With initiatives progressing on energy efficiency, renewable energy, water conservation and transportation management, the conversation is shifting back to the people. The easiest place to start this conversation is with healthcare, which seems to be the new focus of the consumer side of sustainability. Whether it’s asthma, obesity, food allergies or autism, parents are beginning to understand there is a direct connection between health, food and environmental vectors.
This year’s theme of the Georgia Organics Annual conference was FarmRx: A Prescription for Better Health. National speakers discussed the connection between healthy people, productivity and well-being. It was impressive conference had grown so large, as had the conversation. The business opportunity was clear. Many companies now understand that unhealthy workers equal an unhealthy bottom line.
Keynote speaker Robyn O’Brien, the author of The Unhealthy Truth, told attendees that 17 percent of every dollar spent in America is now spent on healthcare. Dr. Sanjay Gupta, with CNN, stood before the standing-room-only crowd, saying, “I want to be a part of your movement.”

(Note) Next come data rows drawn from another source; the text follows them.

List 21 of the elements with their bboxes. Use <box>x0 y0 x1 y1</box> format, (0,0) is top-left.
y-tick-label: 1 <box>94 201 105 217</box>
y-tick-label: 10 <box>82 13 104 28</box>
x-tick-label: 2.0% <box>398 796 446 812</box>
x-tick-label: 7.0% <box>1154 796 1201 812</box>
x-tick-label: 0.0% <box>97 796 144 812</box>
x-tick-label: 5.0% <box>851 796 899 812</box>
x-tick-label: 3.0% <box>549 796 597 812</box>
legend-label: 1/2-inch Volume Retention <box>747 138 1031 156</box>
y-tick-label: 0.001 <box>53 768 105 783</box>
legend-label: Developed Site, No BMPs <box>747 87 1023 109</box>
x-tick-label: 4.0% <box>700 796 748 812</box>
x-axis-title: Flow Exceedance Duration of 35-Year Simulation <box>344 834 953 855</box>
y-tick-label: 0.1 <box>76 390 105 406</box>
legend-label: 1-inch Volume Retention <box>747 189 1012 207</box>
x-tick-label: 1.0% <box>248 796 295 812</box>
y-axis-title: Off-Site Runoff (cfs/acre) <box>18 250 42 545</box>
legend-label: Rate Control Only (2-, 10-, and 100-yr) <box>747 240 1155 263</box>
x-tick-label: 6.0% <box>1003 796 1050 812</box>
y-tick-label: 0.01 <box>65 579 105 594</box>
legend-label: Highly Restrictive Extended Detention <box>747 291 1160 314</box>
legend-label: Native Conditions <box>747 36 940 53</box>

What better place to have the sustainability conversation than around our dinner tables. This is where the conversation really gets interesting. There is a burgeoning slow and local food movement that is creating real jobs, real health benefits and economic diversity in a way we’ve never seen before. Move over agribusiness—organic farming and local food is gaining on you.
The growth of real American jobs in this emerging industry of healthy food is upon us, and there are many opportunities for all of us to gain from this shift in ideology. The future seems bright if the present pace is maintained.